Should We Preserve Important Virtual Creations?

Helm02 Virtual worlds are drawing in millions of new users, many of whom have no connection to their adopted world's original launch.

Is it worth the effort to preserve the history of virtual worlds for those who arrive late?

The Metaverse is an ethereal beast, with entire worlds flitting in and out of existence. Pixels and Policy looks at whether developers should make an effort to preserve especially important constructions for the historical record.

Should Virtual Creations Be Saved?

Since the virtual world is so liquid and content creation is a persistent part of worlds like Second Life and others, many displays of cyberculture exist only in the collective memory. Late arrivals to the virtual landscape would have to do extensive research to uncover evidence of major events, buildings, and community gatherings from the early days of a virtual world.

Wagner James Au chronicled the major debate about the role of expression and speech in the virtual world that came to a head in Second Life's Jessie region. It was here that users squared off with virtual weapons and constructed a massive wall that came to symbolize the tension of the early grid. Now the majority of the region is gone, and virtual historians are left with little to work with.

Initiatives like the Project to Preserve Virtual Worlds from the University of Illinois hope to find novel means of storing important artifacts related to community and technological development in virtual worlds, but solid efforts are sadly few and far between. The University of Illinois project understands that preservation of digital assets will require a new paradigm in historical conservation. Their take:

  • Development of beginning framework for characterizing game and interactive fiction by preservation problem
  • Surveys of existing taxonomies for documenting game behavior and interactive fiction behaviour
  • New schema to capture technical metadata and other representation information for the data formats included in our case studies

Major advances in digital communication – think Metanomics or the first mixed-media Second Life web shows – deserve to be remembered as legitimate steps forward in the development of communication in the Internet Age. Unfortunately, there is no concerted effort to preserve these importance pieces of community.

The Difficulty of Defining "Important" Virtual Structures

The University of Illinois partnered with the Library of Congress for organizational and funding support in its preservation endeavor, and it's certainly going to need it. Virtual structures are by nature artificial – there's nothing physical to preserve. Certainly no one expects Second Life to dedicate a quarter of its server space to preserving historically significant art installations or virtual film studios, but what is the "right" amount of space to devote to preservation?
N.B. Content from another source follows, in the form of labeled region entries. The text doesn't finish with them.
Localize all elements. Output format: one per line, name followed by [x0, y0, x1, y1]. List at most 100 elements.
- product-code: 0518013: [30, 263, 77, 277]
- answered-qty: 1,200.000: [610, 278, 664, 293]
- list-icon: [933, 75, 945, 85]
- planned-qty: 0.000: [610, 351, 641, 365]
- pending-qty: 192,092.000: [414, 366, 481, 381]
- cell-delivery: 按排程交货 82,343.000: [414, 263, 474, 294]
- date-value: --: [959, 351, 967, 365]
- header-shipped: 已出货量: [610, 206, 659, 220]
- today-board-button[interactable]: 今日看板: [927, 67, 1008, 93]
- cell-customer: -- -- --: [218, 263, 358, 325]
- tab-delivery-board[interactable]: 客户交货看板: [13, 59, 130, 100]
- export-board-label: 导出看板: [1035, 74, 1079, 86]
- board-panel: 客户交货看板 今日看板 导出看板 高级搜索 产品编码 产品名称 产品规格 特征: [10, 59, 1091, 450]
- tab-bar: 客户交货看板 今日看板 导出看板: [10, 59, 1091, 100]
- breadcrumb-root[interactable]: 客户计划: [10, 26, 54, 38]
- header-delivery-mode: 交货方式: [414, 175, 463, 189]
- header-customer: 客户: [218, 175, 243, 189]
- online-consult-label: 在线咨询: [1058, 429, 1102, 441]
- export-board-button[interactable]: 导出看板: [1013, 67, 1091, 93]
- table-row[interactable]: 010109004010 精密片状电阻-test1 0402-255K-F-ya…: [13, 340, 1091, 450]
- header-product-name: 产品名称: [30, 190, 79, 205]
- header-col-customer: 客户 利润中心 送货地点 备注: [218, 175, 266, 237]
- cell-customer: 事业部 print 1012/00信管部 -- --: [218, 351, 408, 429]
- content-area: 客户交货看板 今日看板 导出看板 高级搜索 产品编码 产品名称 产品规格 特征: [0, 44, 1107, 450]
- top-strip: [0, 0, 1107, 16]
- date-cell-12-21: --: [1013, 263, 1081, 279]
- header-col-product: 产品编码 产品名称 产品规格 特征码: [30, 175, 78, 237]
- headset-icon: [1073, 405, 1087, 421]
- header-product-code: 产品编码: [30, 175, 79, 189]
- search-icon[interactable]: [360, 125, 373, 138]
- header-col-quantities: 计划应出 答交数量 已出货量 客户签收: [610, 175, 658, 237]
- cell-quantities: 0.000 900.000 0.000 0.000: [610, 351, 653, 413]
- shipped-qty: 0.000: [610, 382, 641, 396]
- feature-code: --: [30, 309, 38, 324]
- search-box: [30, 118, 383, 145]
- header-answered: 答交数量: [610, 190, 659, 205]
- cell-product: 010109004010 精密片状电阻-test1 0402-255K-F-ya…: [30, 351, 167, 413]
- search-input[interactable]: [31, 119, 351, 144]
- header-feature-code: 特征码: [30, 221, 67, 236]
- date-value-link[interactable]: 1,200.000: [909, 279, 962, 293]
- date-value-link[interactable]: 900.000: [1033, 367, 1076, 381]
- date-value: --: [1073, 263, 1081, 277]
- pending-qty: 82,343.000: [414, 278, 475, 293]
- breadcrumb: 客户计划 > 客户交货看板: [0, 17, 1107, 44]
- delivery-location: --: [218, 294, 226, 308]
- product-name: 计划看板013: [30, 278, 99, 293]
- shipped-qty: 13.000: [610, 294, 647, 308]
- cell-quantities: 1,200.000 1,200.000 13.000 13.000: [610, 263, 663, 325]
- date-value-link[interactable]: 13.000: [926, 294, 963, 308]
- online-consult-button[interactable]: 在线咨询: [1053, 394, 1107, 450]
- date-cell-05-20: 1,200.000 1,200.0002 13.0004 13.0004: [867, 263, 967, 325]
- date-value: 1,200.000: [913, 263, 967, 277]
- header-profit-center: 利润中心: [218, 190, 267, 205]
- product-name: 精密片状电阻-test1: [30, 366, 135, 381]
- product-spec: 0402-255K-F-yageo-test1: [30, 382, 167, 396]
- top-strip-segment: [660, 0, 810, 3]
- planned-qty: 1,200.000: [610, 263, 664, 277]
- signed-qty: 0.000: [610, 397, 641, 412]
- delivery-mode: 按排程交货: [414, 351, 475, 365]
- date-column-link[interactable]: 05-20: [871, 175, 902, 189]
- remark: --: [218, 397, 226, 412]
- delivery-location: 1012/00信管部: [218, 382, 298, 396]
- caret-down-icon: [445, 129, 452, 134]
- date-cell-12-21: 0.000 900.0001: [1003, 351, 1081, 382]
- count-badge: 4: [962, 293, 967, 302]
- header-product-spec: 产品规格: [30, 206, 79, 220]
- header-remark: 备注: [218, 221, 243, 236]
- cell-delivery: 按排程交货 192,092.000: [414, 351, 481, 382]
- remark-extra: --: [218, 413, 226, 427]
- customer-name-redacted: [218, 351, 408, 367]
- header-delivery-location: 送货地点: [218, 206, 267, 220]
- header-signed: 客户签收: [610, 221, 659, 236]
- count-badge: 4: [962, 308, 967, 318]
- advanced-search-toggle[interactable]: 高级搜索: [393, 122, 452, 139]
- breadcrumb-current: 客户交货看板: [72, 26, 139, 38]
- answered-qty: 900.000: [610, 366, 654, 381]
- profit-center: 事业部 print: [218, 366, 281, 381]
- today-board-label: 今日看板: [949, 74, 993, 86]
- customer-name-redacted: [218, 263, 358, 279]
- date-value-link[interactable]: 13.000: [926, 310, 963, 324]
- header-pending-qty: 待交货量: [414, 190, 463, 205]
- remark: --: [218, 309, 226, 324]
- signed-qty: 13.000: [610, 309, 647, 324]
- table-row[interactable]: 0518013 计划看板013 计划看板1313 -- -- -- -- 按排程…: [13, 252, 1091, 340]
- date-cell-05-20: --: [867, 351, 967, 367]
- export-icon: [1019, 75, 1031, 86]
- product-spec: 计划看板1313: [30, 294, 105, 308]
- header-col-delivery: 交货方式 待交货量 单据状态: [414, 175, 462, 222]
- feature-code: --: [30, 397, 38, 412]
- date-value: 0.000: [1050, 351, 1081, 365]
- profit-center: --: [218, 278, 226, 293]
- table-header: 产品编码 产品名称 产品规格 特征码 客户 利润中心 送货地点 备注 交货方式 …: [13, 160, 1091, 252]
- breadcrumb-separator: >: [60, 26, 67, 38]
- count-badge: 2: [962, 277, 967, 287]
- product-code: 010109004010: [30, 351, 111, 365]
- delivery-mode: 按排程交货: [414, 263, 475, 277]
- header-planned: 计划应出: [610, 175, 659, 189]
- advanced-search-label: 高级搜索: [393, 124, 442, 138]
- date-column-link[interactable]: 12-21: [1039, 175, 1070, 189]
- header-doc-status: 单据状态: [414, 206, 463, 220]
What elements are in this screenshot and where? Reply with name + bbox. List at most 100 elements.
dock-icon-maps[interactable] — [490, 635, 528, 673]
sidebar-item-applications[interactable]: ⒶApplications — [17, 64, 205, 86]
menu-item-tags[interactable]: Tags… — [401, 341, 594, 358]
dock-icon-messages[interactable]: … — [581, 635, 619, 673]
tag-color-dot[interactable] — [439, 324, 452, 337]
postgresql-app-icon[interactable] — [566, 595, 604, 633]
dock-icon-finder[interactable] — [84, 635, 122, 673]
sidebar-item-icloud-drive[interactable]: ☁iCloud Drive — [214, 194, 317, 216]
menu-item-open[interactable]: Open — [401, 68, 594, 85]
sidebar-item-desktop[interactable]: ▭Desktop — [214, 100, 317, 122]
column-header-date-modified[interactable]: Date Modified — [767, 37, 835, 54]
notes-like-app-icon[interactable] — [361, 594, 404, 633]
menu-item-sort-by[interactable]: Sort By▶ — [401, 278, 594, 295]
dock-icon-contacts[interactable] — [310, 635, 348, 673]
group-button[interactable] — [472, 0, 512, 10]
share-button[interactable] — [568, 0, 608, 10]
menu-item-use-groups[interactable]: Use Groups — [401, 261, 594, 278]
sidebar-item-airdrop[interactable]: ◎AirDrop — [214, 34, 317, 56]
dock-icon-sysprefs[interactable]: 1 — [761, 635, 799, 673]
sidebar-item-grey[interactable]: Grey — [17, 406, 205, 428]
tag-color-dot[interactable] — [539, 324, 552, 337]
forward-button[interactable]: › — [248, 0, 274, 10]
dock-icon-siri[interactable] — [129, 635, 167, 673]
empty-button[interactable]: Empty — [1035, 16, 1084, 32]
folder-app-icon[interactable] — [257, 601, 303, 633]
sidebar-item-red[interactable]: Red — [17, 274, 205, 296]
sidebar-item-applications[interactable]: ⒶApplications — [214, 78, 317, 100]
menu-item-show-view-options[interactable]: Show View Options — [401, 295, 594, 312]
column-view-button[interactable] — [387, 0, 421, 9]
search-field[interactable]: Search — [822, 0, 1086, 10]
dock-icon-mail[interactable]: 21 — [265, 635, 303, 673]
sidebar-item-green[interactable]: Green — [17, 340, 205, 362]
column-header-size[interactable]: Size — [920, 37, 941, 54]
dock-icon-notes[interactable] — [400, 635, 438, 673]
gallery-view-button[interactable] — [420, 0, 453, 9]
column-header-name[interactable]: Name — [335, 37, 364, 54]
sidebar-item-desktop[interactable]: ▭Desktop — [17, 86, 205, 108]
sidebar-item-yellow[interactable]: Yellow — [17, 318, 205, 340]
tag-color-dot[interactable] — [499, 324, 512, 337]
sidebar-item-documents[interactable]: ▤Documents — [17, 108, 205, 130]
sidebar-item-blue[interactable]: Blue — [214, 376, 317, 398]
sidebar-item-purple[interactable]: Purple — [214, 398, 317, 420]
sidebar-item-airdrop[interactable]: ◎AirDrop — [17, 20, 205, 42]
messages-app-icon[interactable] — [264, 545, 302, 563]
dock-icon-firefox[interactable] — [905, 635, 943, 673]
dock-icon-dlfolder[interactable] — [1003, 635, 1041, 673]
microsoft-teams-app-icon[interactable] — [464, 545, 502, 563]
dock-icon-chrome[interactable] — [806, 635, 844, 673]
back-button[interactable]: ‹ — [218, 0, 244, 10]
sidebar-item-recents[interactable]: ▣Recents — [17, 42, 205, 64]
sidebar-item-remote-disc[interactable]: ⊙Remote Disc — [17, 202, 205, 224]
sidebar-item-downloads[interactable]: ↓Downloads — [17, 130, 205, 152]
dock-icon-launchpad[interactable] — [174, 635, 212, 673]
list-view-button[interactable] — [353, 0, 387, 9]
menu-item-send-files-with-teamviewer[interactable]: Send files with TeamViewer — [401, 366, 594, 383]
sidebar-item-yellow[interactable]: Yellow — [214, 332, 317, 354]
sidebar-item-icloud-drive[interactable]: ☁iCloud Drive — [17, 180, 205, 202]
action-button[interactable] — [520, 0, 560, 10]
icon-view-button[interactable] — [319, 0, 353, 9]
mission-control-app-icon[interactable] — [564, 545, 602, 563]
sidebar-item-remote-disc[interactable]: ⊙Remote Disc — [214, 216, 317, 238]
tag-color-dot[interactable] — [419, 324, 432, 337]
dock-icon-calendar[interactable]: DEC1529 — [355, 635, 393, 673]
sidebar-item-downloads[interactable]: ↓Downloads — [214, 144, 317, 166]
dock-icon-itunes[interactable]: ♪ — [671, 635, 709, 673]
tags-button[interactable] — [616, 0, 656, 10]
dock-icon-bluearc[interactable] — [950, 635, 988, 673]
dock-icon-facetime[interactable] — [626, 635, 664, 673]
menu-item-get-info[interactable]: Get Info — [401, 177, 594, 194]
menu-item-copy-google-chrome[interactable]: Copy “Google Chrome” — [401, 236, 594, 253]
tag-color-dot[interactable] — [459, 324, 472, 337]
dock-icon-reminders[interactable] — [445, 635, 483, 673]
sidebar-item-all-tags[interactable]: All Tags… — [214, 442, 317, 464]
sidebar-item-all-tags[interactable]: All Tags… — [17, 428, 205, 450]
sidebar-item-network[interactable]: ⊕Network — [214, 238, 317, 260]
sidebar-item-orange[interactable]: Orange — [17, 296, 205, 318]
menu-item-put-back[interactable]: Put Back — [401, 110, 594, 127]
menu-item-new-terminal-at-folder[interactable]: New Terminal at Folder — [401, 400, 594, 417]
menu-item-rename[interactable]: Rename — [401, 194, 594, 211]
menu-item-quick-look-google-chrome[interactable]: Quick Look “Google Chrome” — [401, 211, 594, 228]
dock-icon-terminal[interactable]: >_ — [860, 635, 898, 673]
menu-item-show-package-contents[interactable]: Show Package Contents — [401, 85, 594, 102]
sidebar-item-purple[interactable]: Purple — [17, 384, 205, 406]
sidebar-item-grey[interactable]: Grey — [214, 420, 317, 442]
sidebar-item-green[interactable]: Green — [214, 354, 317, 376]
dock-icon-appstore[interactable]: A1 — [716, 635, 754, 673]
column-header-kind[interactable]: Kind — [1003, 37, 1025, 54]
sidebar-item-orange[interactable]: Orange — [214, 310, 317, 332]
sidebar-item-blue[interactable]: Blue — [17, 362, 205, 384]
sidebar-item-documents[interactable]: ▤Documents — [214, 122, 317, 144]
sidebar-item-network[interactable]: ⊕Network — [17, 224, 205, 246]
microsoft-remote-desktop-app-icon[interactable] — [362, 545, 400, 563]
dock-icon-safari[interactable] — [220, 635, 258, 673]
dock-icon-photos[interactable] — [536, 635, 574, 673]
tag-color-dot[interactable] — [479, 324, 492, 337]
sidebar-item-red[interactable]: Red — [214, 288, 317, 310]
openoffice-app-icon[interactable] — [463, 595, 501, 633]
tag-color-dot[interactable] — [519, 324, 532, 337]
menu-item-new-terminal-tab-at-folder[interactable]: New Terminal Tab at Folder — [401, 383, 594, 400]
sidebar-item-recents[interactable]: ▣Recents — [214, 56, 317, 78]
Much of the load problems could be solved by creating dedicated "museums" managed by academic organizations like the University of Illinois. A recent article in Hypergrid Business suggests archiving significant creations on an on-demand server, but the idea raises unanswered questions about what will be deemed significant for preservation if such a program launched. Would areas important to one world's history be preserved, or only creations that bridge a real-virtual gap?

What are your thoughts? Should important art pieces or cross-medium facilities be preserved for future research and appreciation? Do virtual worlds owe it to late arrivals to make sure the lore and history of the virtual world is preserved?